While Anheuser-Busch InBev is basically absent, Africa generated 28 percent of SABMiller’s revenue and 30 percent of its earnings before interest, taxes, depreciation and amortization last year. That is the key to a potential offer by Anheuser-Busch InBev, the Budweiser brewer, for SABMiller, its $89 billion rival.

Macroeconomic trends, and shifting African drinking habits, underpin SABMiller’s strength in Africa. For one thing, the population is growing across Africa. SABMiller forecast the rise at 2.6 percent this year. And it said that gross domestic product per capita was rising 5.4 percent – around twice the global average.

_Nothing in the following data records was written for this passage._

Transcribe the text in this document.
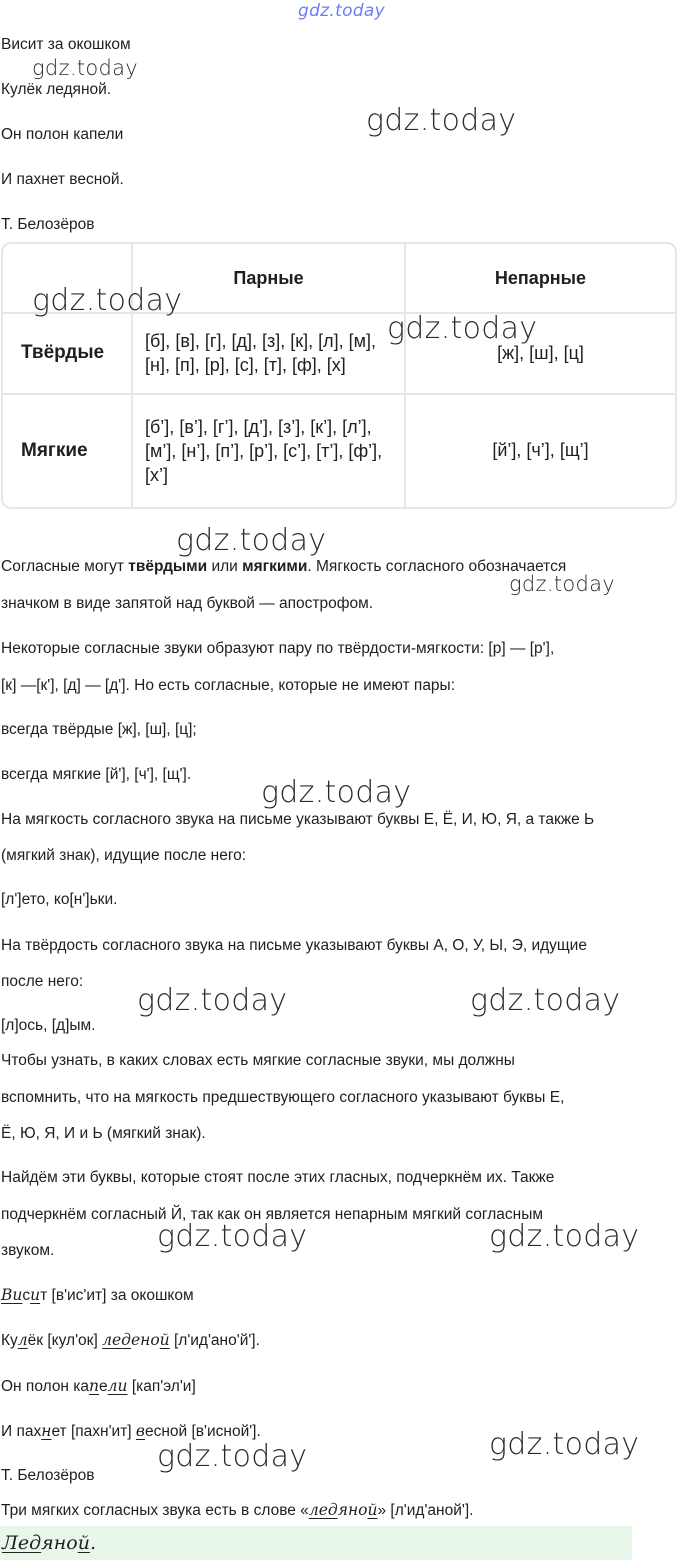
gdz.today
gdz.today
gdz.today
gdz.today
gdz.today
gdz.today
gdz.today
gdz.today
gdz.today	gdz.today
gdz.today	gdz.today
gdz.today
gdz.today
Висит за окошком
Кулёк ледяной.
Он полон капели
И пахнет весной.
Т. Белозёров
	Парные	Непарные
Твёрдые	[б], [в], [г], [д], [з], [к], [л], [м], [н], [п], [р], [с], [т], [ф], [х]	[ж], [ш], [ц]
Мягкие	[б’], [в’], [г’], [д’], [з’], [к’], [л’], [м’], [н’], [п’], [р’], [с’], [т’], [ф’], [х’]	[й’], [ч’], [щ’]
Согласные могут твёрдыми или мягкими. Мягкость согласного обозначается
значком в виде запятой над буквой — апострофом.
Некоторые согласные звуки образуют пару по твёрдости-мягкости: [р] — [р'],
[к] —[к'], [д] — [д']. Но есть согласные, которые не имеют пары:
всегда твёрдые [ж], [ш], [ц];
всегда мягкие [й'], [ч'], [щ'].
На мягкость согласного звука на письме указывают буквы Е, Ё, И, Ю, Я, а также Ь
(мягкий знак), идущие после него:
[л']ето, ко[н']ьки.
На твёрдость согласного звука на письме указывают буквы А, О, У, Ы, Э, идущие
после него:
[л]ось, [д]ым.
Чтобы узнать, в каких словах есть мягкие согласные звуки, мы должны
вспомнить, что на мягкость предшествующего согласного указывают буквы Е,
Ё, Ю, Я, И и Ь (мягкий знак).
Найдём эти буквы, которые стоят после этих гласных, подчеркнём их. Также
подчеркнём согласный Й, так как он является непарным мягкий согласным
звуком.
Висит [в'ис'ит] за окошком
Кулёк [кул'ок] леденой [л'ид'ано'й'].
Он полон капели [кап'эл'и]
И пахнет [пахн'ит] весной [в'исной'].
Т. Белозёров
Три мягких согласных звука есть в слове «ледяной» [л'ид'аной'].
Ледяной.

The beer story is even stronger. Africa’s annual average per-capita consumption of beer is in line with the annual global average, which is around 45 litres a head. Africans drink nine litres of branded beers a head, and much of the rest of their alcohol consumption comes from illicit or homemade liquor. As per-capita wealth rises, so does the chance that more Africans will drink more branded beer. Governments might even help that shift because branded beers, unlike the so-called informal brews, bring tax revenue.

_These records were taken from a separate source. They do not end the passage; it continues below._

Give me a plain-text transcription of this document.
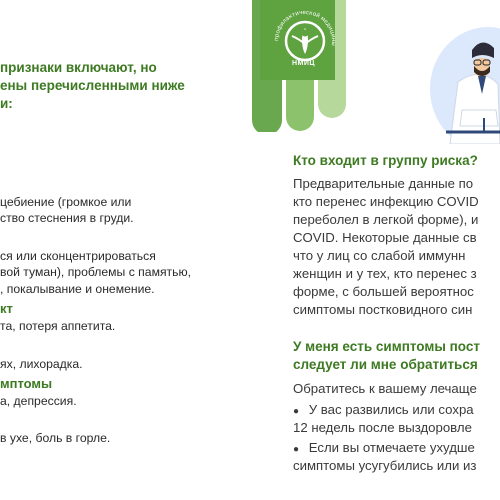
признаки включают, но
ены перечисленными ниже
и:
цебиение (громкое или
ство стеснения в груди.
ся или сконцентрироваться
вой туман), проблемы с памятью,
, покалывание и онемение.
кт
та, потеря аппетита.
ях, лихорадка.
мптомы
а, депрессия.
в ухе, боль в горле.
профилактической медицины
НМИЦ
Кто входит в группу риска?
Предварительные данные по
кто перенес инфекцию COVID
переболел в легкой форме), и
COVID. Некоторые данные св
что у лиц со слабой иммунн
женщин и у тех, кто перенес з
форме, с большей вероятнос
симптомы постковидного син
У меня есть симптомы пост
следует ли мне обратиться
Обратитесь к вашему лечаще
● У вас развились или сохра
12 недель после выздоровле
● Если вы отмечаете ухудше
симптомы усугубились или из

SABMiller and Castel, one of its partners, share around 55 percent of Africa’s “formal” beer market, according to the research specialist Canadean. Using SABMiller’s 2015 figures as a baseline, that means each additional litre of branded beer sold across Africa per person would add $800 million to SABMiller’s revenue. If SABMiller sold just three more litres a head, its total sales would increase by almost 20 percent.

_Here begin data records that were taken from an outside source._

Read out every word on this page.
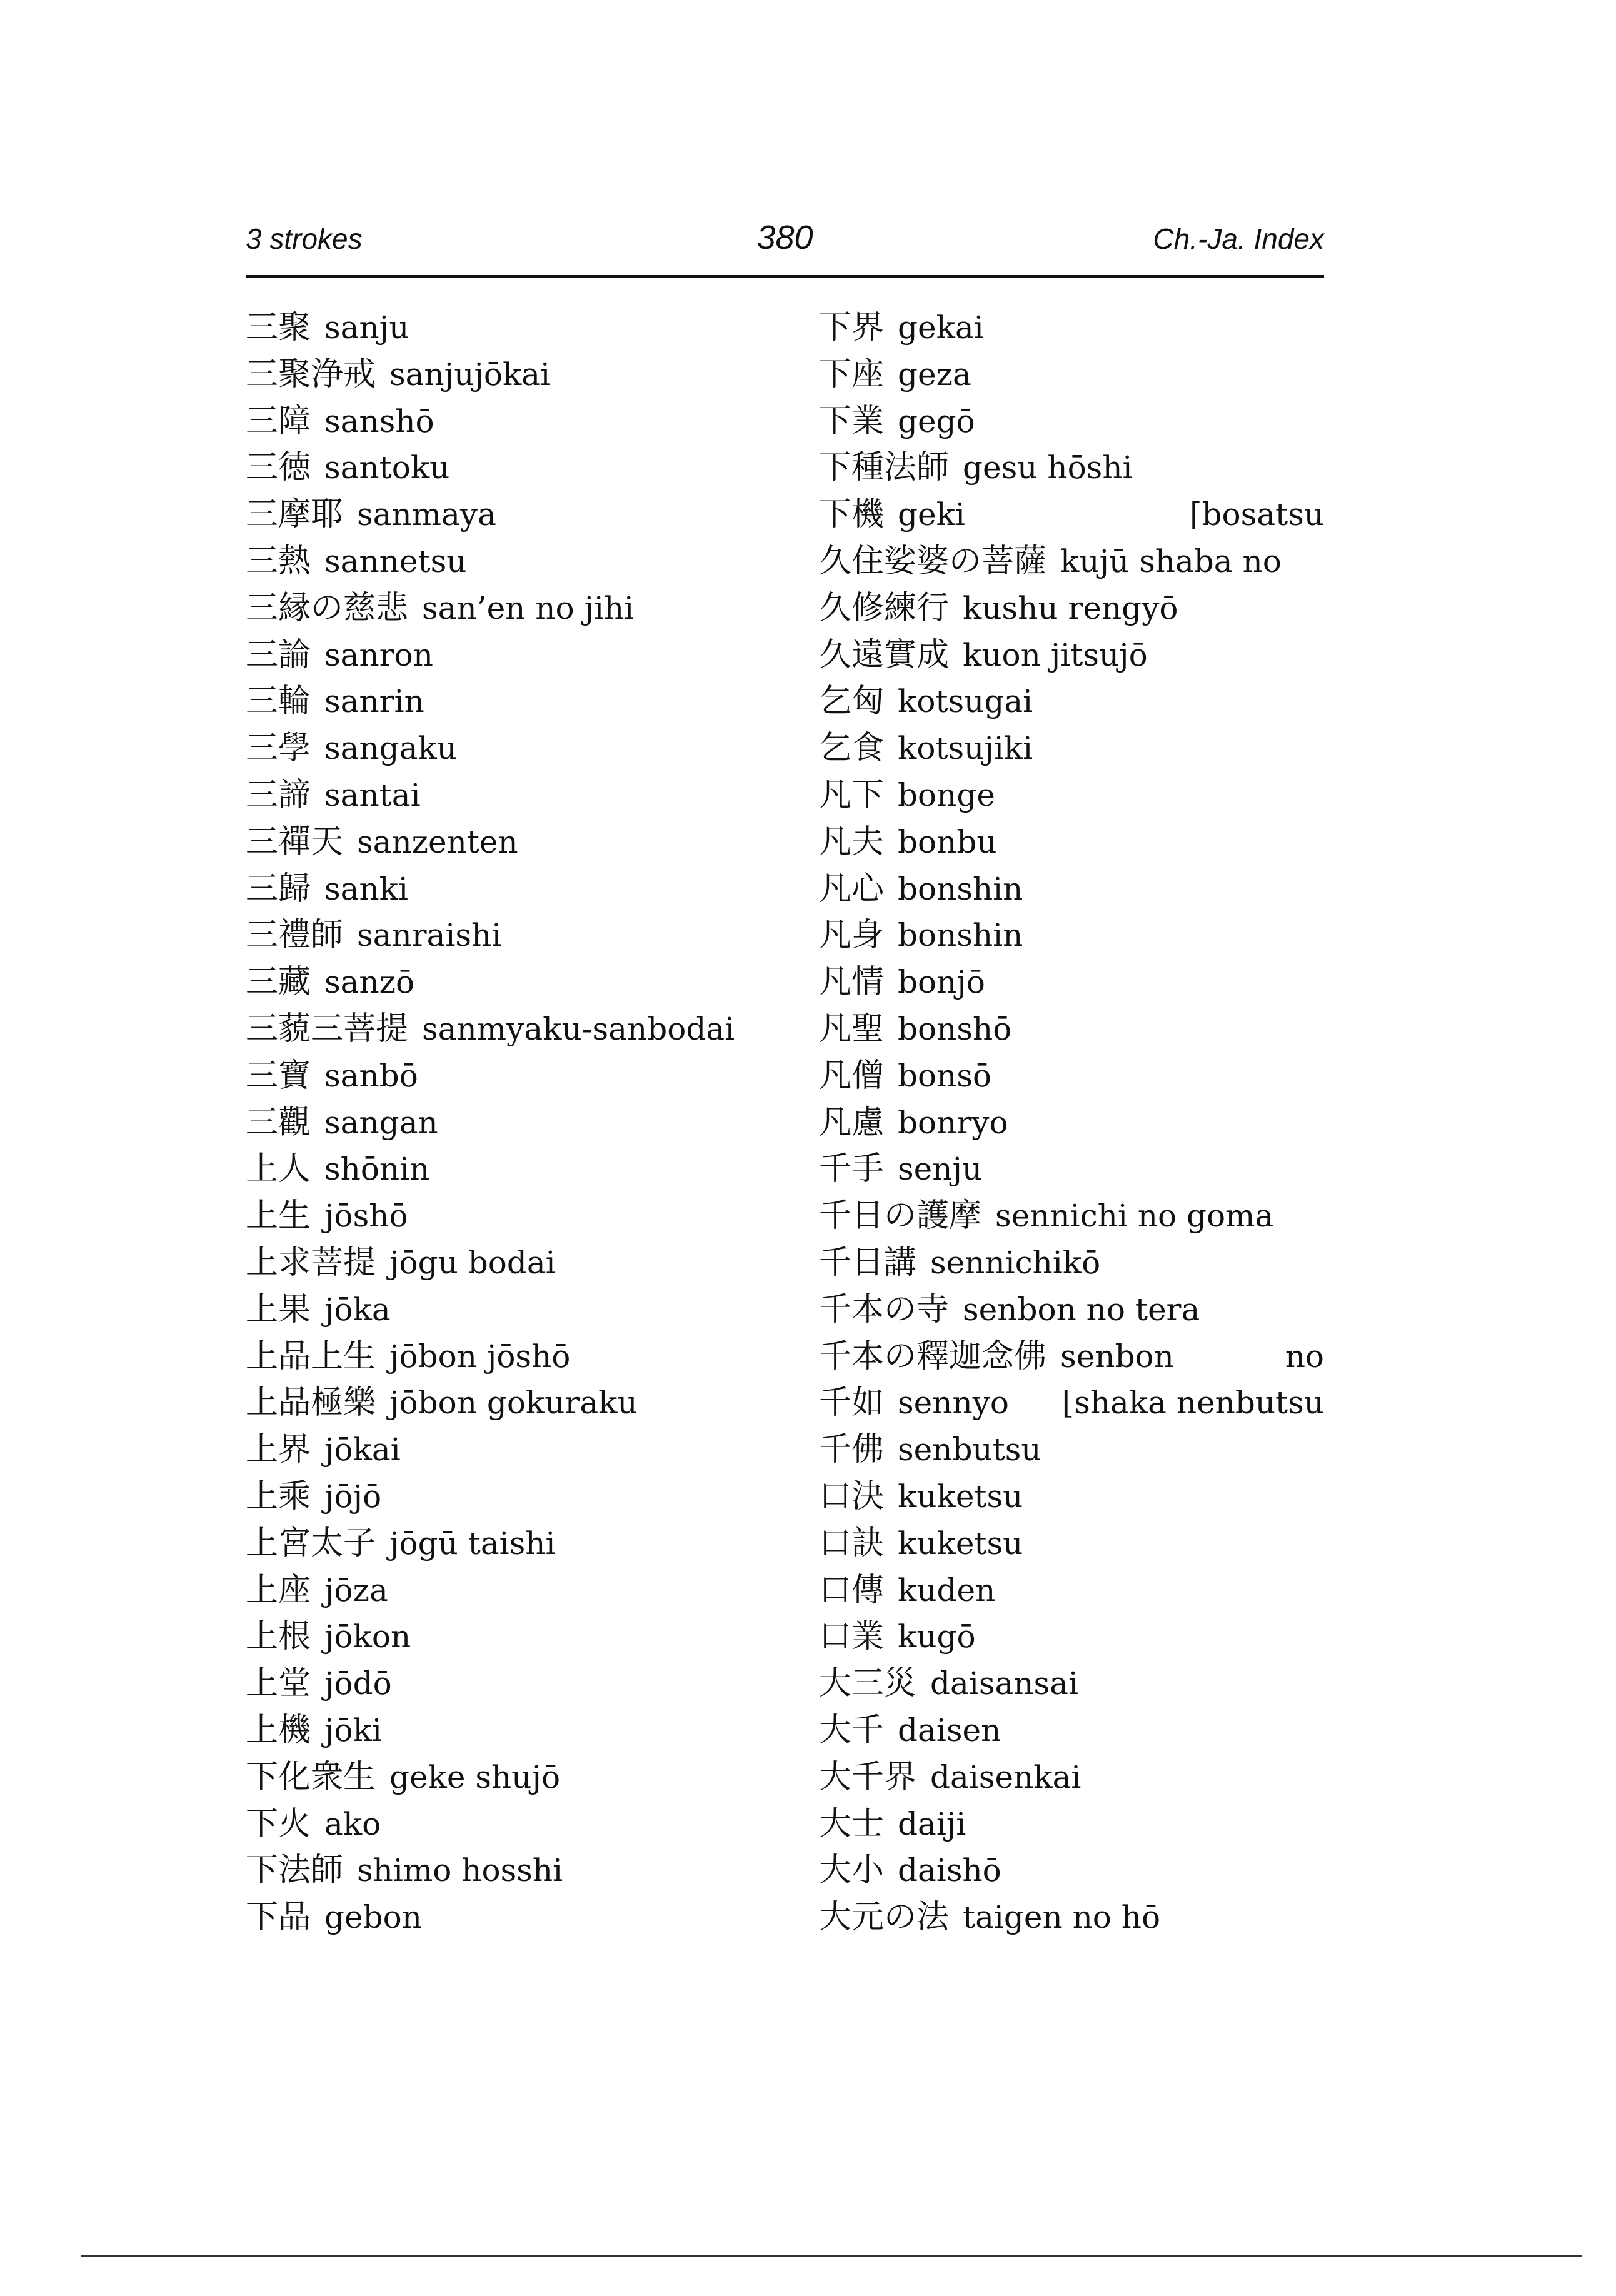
3 strokes	380	Ch.-Ja. Index
三聚 sanju
三聚浄戒 sanjujōkai
三障 sanshō
三徳 santoku
三摩耶 sanmaya
三熱 sannetsu
三縁の慈悲 san’en no jihi
三論 sanron
三輪 sanrin
三學 sangaku
三諦 santai
三禪天 sanzenten
三歸 sanki
三禮師 sanraishi
三藏 sanzō
三藐三菩提 sanmyaku-sanbodai
三寶 sanbō
三觀 sangan
上人 shōnin
上生 jōshō
上求菩提 jōgu bodai
上果 jōka
上品上生 jōbon jōshō
上品極樂 jōbon gokuraku
上界 jōkai
上乘 jōjō
上宮太子 jōgū taishi
上座 jōza
上根 jōkon
上堂 jōdō
上機 jōki
下化衆生 geke shujō
下火 ako
下法師 shimo hosshi
下品 gebon
下界 gekai
下座 geza
下業 gegō
下種法師 gesu hōshi
下機 geki	⌈bosatsu
久住娑婆の菩薩 kujū shaba no
久修練行 kushu rengyō
久遠實成 kuon jitsujō
乞匈 kotsugai
乞食 kotsujiki
凡下 bonge
凡夫 bonbu
凡心 bonshin
凡身 bonshin
凡情 bonjō
凡聖 bonshō
凡僧 bonsō
凡慮 bonryo
千手 senju
千日の護摩 sennichi no goma
千日講 sennichikō
千本の寺 senbon no tera
千本の釋迦念佛 senbon	no
千如 sennyo ⌊shaka nenbutsu
千佛 senbutsu
口決 kuketsu
口訣 kuketsu
口傳 kuden
口業 kugō
大三災 daisansai
大千 daisen
大千界 daisenkai
大士 daiji
大小 daishō
大元の法 taigen no hō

In March, SABMiller said that its African revenue, before exchange-rate fluctuations, rose at a compound annual rate of 9 percent in the five years from 2010. It said growth around 10 percent was possible in the future. A convincing top-line expansion story is required if shareholders on either side are to roll into the new entity and reduce the acquirer’s debt financing needs.

Even in developed markets, getting drinkers to buy more expensive beers will help, as will the existence of small but increasingly popular craft beers. But if Anheuser’s proposed $110 billion-plus acquisition of SABMiller happens, a large part of the new company’s future riches may come from the world’s poorest continent.